Legal sources said the reason behind the small number of claims was the difficulty in proving the amount of damages incurred.
“By price-fixing interest rates, for instance, individuals would have to prove what the interest rates should have been set at, and therefore how much they lost. Unlike abuse of dominant position claims, where plaintiffs can more easily show inflated prices are much above the average profitability of a sector, this is harder to do,” the source said.
Difficult to prove or not, on Wednesday the judge ruled that the defendant’s claim constituted “sufficient actual evidence to raise the issue within the framework of the trial and therefore leave for the defendant to file a defence must be given”.
This is because consumers who had a higher purchase agreement with one of the banks, which fell within the period examined by the Commission, have a cause of action against that institution, because the interest rate that they were paying was artificially high due to the cartel set up.

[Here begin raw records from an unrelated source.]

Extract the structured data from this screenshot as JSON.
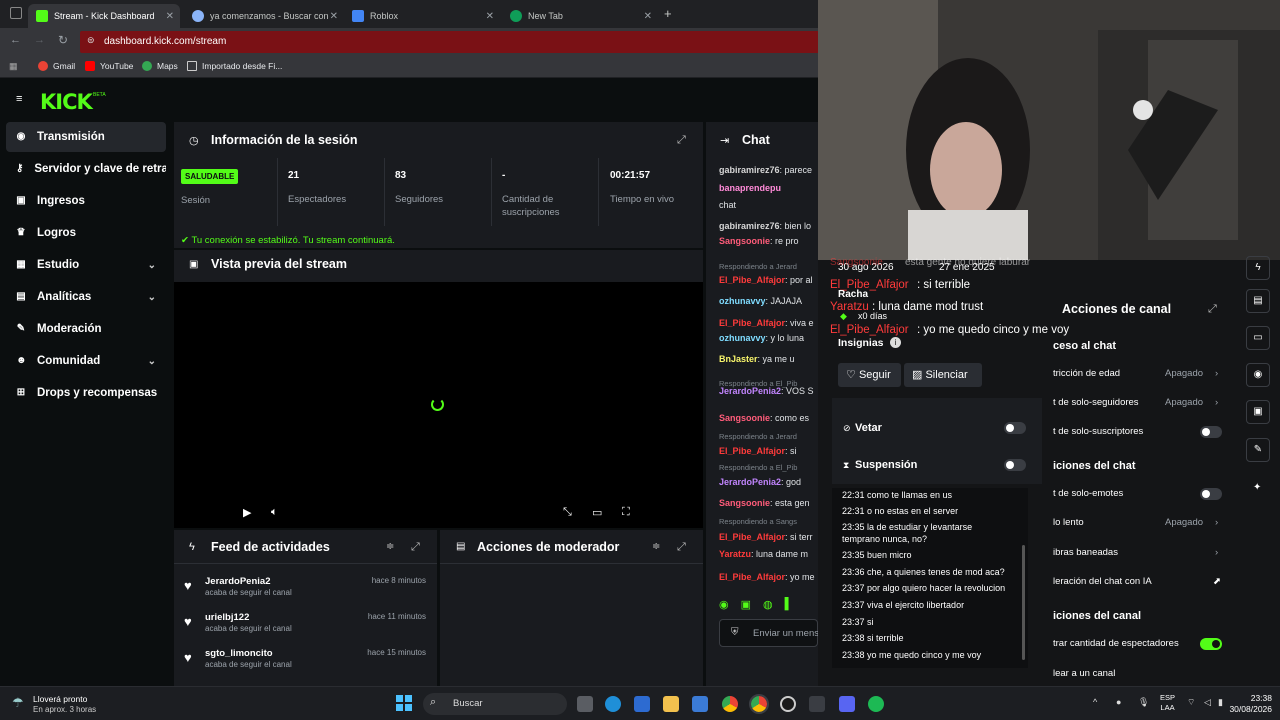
{
  "browser": {
    "tabs": [
      {
        "label": "Stream - Kick Dashboard",
        "icon": "kick-icon",
        "color": "#53fc18"
      },
      {
        "label": "ya comenzamos - Buscar con G",
        "icon": "search-icon",
        "color": "#8ab4f8"
      },
      {
        "label": "Roblox",
        "icon": "roblox-icon",
        "color": "#4285f4"
      },
      {
        "label": "New Tab",
        "icon": "newtab-icon",
        "color": "#0f9d58"
      }
    ],
    "url": "dashboard.kick.com/stream",
    "bookmarks": [
      "Gmail",
      "YouTube",
      "Maps",
      "Importado desde Fi..."
    ]
  },
  "kick": {
    "logo": "KICK",
    "logo_badge": "BETA",
    "nav": [
      {
        "label": "Transmisión",
        "icon": "broadcast-icon"
      },
      {
        "label": "Servidor y clave de retransmisión",
        "icon": "key-icon"
      },
      {
        "label": "Ingresos",
        "icon": "money-icon"
      },
      {
        "label": "Logros",
        "icon": "trophy-icon"
      },
      {
        "label": "Estudio",
        "icon": "studio-icon",
        "chev": "⌄"
      },
      {
        "label": "Analíticas",
        "icon": "chart-icon",
        "chev": "⌄"
      },
      {
        "label": "Moderación",
        "icon": "wrench-icon"
      },
      {
        "label": "Comunidad",
        "icon": "people-icon",
        "chev": "⌄"
      },
      {
        "label": "Drops y recompensas",
        "icon": "gift-icon"
      }
    ],
    "session": {
      "title": "Información de la sesión",
      "health_badge": "SALUDABLE",
      "health_label": "Sesión",
      "viewers_value": "21",
      "viewers_label": "Espectadores",
      "followers_value": "83",
      "followers_label": "Seguidores",
      "subs_value": "-",
      "subs_label": "Cantidad de suscripciones",
      "uptime_value": "00:21:57",
      "uptime_label": "Tiempo en vivo",
      "connection_msg": "Tu conexión se estabilizó. Tu stream continuará."
    },
    "preview": {
      "title": "Vista previa del stream"
    },
    "feed": {
      "title": "Feed de actividades",
      "items": [
        {
          "name": "JerardoPenia2",
          "sub": "acaba de seguir el canal",
          "time": "hace 8 minutos"
        },
        {
          "name": "urielbj122",
          "sub": "acaba de seguir el canal",
          "time": "hace 11 minutos"
        },
        {
          "name": "sgto_limoncito",
          "sub": "acaba de seguir el canal",
          "time": "hace 15 minutos"
        }
      ]
    },
    "mod_actions": {
      "title": "Acciones de moderador"
    },
    "chat": {
      "title": "Chat",
      "input_placeholder": "Enviar un mensaje",
      "messages": [
        {
          "user": "gabiramirez76",
          "text": ": parece",
          "color": "#d6d6d6",
          "reply": false
        },
        {
          "user": "banaprendepu",
          "text": "",
          "color": "#ff8ad8",
          "reply": false
        },
        {
          "user": "",
          "text": "chat",
          "color": "#d6d6d6",
          "reply": false
        },
        {
          "user": "gabiramirez76",
          "text": ": bien lo",
          "color": "#d6d6d6",
          "reply": false
        },
        {
          "user": "Sangsoonie",
          "text": ": re pro",
          "color": "#ff5c7a",
          "reply": false
        },
        {
          "user": "",
          "text": "Respondiendo a Jerard",
          "color": "#7c838a",
          "reply": true
        },
        {
          "user": "El_Pibe_Alfajor",
          "text": ": por al",
          "color": "#ff3b3b",
          "reply": false
        },
        {
          "user": "ozhunavvy",
          "text": ": JAJAJA",
          "color": "#7fdcff",
          "reply": false
        },
        {
          "user": "El_Pibe_Alfajor",
          "text": ": viva e",
          "color": "#ff3b3b",
          "reply": false
        },
        {
          "user": "ozhunavvy",
          "text": ": y lo luna",
          "color": "#7fdcff",
          "reply": false
        },
        {
          "user": "BnJaster",
          "text": ": ya me u",
          "color": "#f8f56b",
          "reply": false
        },
        {
          "user": "",
          "text": "Respondiendo a El_Pib",
          "color": "#7c838a",
          "reply": true
        },
        {
          "user": "JerardoPenia2",
          "text": ": VOS S",
          "color": "#c084fc",
          "reply": false
        },
        {
          "user": "Sangsoonie",
          "text": ": como es",
          "color": "#ff5c7a",
          "reply": false
        },
        {
          "user": "",
          "text": "Respondiendo a Jerard",
          "color": "#7c838a",
          "reply": true
        },
        {
          "user": "El_Pibe_Alfajor",
          "text": ": si",
          "color": "#ff3b3b",
          "reply": false
        },
        {
          "user": "",
          "text": "Respondiendo a El_Pib",
          "color": "#7c838a",
          "reply": true
        },
        {
          "user": "JerardoPenia2",
          "text": ": god",
          "color": "#c084fc",
          "reply": false
        },
        {
          "user": "Sangsoonie",
          "text": ": esta gen",
          "color": "#ff5c7a",
          "reply": false
        },
        {
          "user": "",
          "text": "Respondiendo a Sangs",
          "color": "#7c838a",
          "reply": true
        },
        {
          "user": "El_Pibe_Alfajor",
          "text": ": si terr",
          "color": "#ff3b3b",
          "reply": false
        },
        {
          "user": "Yaratzu",
          "text": ": luna dame m",
          "color": "#ff3b3b",
          "reply": false
        },
        {
          "user": "El_Pibe_Alfajor",
          "text": ": yo me",
          "color": "#ff3b3b",
          "reply": false
        }
      ]
    }
  },
  "user_card": {
    "dates": [
      "30 ago 2026",
      "27 ene 2025"
    ],
    "streak_label": "Racha",
    "streak_value": "x0 días",
    "badges_label": "Insignias",
    "follow_label": "Seguir",
    "silence_label": "Silenciar",
    "ban_label": "Vetar",
    "suspend_label": "Suspensión",
    "overlay_msgs": [
      {
        "user": "Sangsoonie",
        "text": "esta gente no quiere laburar"
      },
      {
        "user": "El_Pibe_Alfajor",
        "text": ": si terrible"
      },
      {
        "user": "Yaratzu",
        "text": ": luna dame mod trust"
      },
      {
        "user": "El_Pibe_Alfajor",
        "text": ": yo me quedo cinco y me voy"
      }
    ],
    "log": [
      "22:31 como te llamas en us",
      "22:31 o no estas en el server",
      "23:35 la de estudiar y levantarse",
      "temprano nunca, no?",
      "23:35 buen micro",
      "23:36 che, a quienes tenes de mod aca?",
      "23:37 por algo quiero hacer la revolucion",
      "23:37 viva el ejercito libertador",
      "23:37 si",
      "23:38 si terrible",
      "23:38 yo me quedo cinco y me voy"
    ]
  },
  "channel_actions": {
    "title": "Acciones de canal",
    "rows": [
      {
        "label": "ceso al chat",
        "kind": "section"
      },
      {
        "label": "tricción de edad",
        "value": "Apagado",
        "kind": "select"
      },
      {
        "label": "t de solo-seguidores",
        "value": "Apagado",
        "kind": "select"
      },
      {
        "label": "t de solo-suscriptores",
        "kind": "toggle"
      },
      {
        "label": "iciones del chat",
        "kind": "section"
      },
      {
        "label": "t de solo-emotes",
        "kind": "toggle"
      },
      {
        "label": "lo lento",
        "value": "Apagado",
        "kind": "select"
      },
      {
        "label": "ibras baneadas",
        "kind": "link"
      },
      {
        "label": "leración del chat con IA",
        "kind": "external"
      },
      {
        "label": "iciones del canal",
        "kind": "section"
      },
      {
        "label": "trar cantidad de espectadores",
        "kind": "toggle-on"
      },
      {
        "label": "lear a un canal",
        "kind": "plain"
      }
    ]
  },
  "taskbar": {
    "weather_title": "Lloverá pronto",
    "weather_sub": "En aprox. 3 horas",
    "search_placeholder": "Buscar",
    "lang": "ESP",
    "lang2": "LAA",
    "time": "23:38",
    "date": "30/08/2026"
  }
}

A banking source said: “A consumer’s damage would be the difference between what that particular service would actually have cost and the amount he in fact paid. So if for argument’s sake he was paying 10 per cent interest, because that is what everyone had agreed, how much would he have been paying had that cartel, which artificially pushed the price up, given him?”

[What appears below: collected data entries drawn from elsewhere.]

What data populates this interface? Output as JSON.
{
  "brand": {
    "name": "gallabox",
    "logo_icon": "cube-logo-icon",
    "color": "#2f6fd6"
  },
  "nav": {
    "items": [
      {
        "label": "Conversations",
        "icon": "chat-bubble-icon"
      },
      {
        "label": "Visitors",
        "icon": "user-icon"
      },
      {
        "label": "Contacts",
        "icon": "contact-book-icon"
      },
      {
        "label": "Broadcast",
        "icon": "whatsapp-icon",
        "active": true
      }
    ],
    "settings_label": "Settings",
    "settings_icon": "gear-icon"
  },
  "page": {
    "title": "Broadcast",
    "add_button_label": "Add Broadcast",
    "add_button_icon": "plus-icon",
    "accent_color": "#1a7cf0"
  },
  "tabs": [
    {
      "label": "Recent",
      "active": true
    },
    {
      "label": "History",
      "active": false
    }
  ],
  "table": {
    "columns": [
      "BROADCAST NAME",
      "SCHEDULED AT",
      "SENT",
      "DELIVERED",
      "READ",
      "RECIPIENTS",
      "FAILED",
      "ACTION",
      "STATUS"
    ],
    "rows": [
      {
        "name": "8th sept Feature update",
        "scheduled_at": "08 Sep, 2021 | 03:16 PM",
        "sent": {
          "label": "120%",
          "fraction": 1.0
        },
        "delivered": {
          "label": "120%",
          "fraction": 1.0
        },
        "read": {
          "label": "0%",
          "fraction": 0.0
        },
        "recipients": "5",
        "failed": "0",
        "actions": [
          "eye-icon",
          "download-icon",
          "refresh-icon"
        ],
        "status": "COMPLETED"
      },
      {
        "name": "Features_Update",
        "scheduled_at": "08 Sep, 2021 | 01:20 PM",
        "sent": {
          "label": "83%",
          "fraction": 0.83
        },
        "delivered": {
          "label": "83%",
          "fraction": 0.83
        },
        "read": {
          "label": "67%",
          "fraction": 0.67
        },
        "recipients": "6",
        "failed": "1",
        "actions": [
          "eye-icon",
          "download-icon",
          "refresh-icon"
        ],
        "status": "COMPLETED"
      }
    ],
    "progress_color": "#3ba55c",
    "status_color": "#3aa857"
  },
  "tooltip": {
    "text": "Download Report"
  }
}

She added: “Even if the bank’s client had only been made to pay eight per cent interest and his damage was two per cent of that value, which for a £10,000 loan would amount to £200 a year, multiplied by the number of loans, by the number of people, by the number of years, then you get into serious amounts of money.”
Although experts admit there is a practical problem in proving how much the actual damage is, it can be overcome by expert evidence opinions – provided to the court – as to how much the cartel distorted the pricing of these products.
Wednesday’s judgement can now be used by consumers in two ways, said the legal source.
“One, people who are already in litigation with banks, and fall within this definition, may ask for a reduction of the claim against them. And two, people who have already paid what the bank has asked, have a cause of action against the bank for the amount they overpaid the banks because of this cartel situation,” he said.
Although the amounts might be small for each separate claim, if enough people got together then the amounts became serious. “You’re talking millions,” he added.